Warlord Cid – War was his business

Warlord War was his business, no question. But what is the story of Rodrigo Vivar’s truth and what is a transfigured adventure story from the time of the Reconquista, can be very difficult to distinguish. In any case, Rodrigo, son of Diego was born in Spain around 1045 and died in 1099 in a battle against the North African Almoravids in the defense of Valencia, which he had just reconquered.

In the struggle of Christians against the Moors and Arabs, who raged in the Middle Ages for centuries on the Iberian Peninsula, the knight played a dazzling role. With his Castilian King Alfonso VI. was the Cid – a derivative of his Arabic nickname the Lord – violently divided, he led a small independent mercenary troupe and mastered with these robber barons very cleverly the newly conquered area around Valencia.

With his Christian knights, who he ran as a kind of warlord, Rodrigo strengthened his position against his adversary, King Alfonso VI. He alleged that he was guilty of the death of his brother Sancho II, who had been one of Rodrigo’s confidants. Alfonso then withdrew the possessions Rodrigo and took him all honorary titles, including that of the standard-bearer.

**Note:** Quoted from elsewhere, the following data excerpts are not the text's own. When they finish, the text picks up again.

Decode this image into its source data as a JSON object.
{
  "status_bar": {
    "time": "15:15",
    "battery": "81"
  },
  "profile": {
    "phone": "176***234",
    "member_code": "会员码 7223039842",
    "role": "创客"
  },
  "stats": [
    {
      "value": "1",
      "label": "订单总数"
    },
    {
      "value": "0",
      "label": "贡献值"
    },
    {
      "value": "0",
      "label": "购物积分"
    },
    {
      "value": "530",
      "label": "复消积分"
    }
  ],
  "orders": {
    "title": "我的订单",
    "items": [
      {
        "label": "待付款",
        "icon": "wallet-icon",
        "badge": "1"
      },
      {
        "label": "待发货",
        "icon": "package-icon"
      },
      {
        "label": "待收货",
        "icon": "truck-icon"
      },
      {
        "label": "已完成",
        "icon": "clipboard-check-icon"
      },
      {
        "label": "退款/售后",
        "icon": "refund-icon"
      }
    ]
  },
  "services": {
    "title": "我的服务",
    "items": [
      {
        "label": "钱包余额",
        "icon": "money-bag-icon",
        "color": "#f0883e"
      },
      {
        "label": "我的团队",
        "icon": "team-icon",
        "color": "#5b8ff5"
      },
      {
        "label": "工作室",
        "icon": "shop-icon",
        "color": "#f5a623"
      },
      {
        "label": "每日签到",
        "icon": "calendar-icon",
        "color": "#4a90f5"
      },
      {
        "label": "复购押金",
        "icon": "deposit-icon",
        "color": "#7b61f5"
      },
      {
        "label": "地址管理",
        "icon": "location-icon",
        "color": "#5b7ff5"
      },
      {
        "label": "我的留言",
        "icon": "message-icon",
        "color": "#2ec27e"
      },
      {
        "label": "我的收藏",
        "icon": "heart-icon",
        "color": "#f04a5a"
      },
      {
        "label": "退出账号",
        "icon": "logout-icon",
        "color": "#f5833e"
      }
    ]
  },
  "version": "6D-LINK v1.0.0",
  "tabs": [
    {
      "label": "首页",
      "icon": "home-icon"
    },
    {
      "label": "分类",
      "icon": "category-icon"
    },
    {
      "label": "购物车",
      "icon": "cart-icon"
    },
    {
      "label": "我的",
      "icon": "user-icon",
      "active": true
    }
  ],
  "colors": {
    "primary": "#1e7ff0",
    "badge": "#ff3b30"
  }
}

He played Jews, Christians and Muslims against each other

The struggle for the restoration of his honor was henceforth the main motivation for all the battles that the Cid played with its more than one hundred armored knights.

His position of power in the region of Valencia grew more and more and with his miracle sword La Tizona he beat the leader of the Almoravids in the battle for the city: According to the legend he split the head of the general Fariz with a blow and divided its trunk up to the hip. The blow was so powerful that even the rubies on his opponent’s helmet jumped.

In 1094, the North Africans capitulated, and Rodrigo ruled Valencia like a king and even interfered in the Spanish throne policy from there.

He made the main mosque of the city a Christian church and played off the interests of Jews, Christian Mozarabs and the anti-Almoravid Arabs against each other. With Alfonso VI. He tried to reconcile himself by giving his daughters to some of his followers. Again he landed in the trap of honor. The new husbands behaved so badly that the Cid had to send their best knights on their necks to free their daughters from their plight.

The Spaniards have given him the epithet Campeador, the fighter. The legend of the victorious warrior in the battle against the Almoravids fits in with this. Before his death, he is said to have made his followers promise to definitely go into battle with him. His body was therefore tied to his horse with a lath construction when he died. So the dead Cid stormed ahead with his sword drawn and this sight allegedly drove the attackers out.

His wife Jimena was able to take over control of Valencia for a short time. She later rode with the body of the Cid to Burgos, where today reminds a monumental monument in heroic pose to the knights.

The cid was a much more complex character than the heroic stories revealed. So he was not a staunch Christian who argued for his religion. In between, he even served the Muslim prince al-Mu’tamin of Zaragoza. In his service, he commanded at times a highly armed warriors force, with which he also operated against Christian opponents. His fighters financed themselves primarily from the booty and ransom.

Charlton Heston rode the escape route of the Cid on a donkey

But after his death, the Transfiguration of the knight began. The ancient Spanish epic, written around 1235, is considered the earliest testimony of Spanish national literature and inspired many poets and composers. For example, in 1779 Pierre Corneille wrote a tragicomic epic about the hero and Johann Gottfried Herder 1805 the ballad about a Spanish knight. Jules Massenet and Claude Debussy composed operas in 1885 and 1893 about the famous warrior.

Of the frequent change of front and the fight of the Cid for money, power and reputation is in the Nachdichtungen hardly the speech. Only Arno Schmidt made his mark again in 1960 with his daredevil-confusing novel Kaff also Mare Crisium.

Nevertheless, the story of the Cid beyond Spain might be forgotten if not a Hollywood star had paid much attention to it. Charlton Heston even rode a donkey to cover the distance that the Cid had to overcome in his exile, and convinced director Anthony Mann to make a monumental film with him as Cid and Sophia Loren as Jimena in 1961. This movie version adheres to the legend up to the fight of the dead against a superior army.

To this day, it remains uncertain what happened to the riches that the general accumulated over time. Even before Alfonso VI. with the body of Cid and Jimena leaving the burned-down fortress of Valencia, some followers are said to have brought gold and jewelery to safety.

For a long time the legend held that the precious ones had landed in the grave of the Cid in the monastery of San Pedro de Cardena in Burgos. But for all treasure hunters, they remained untraceable. This, too, fits in with the mysterious history of the cross-border traveler between the Christian and the Muslim world.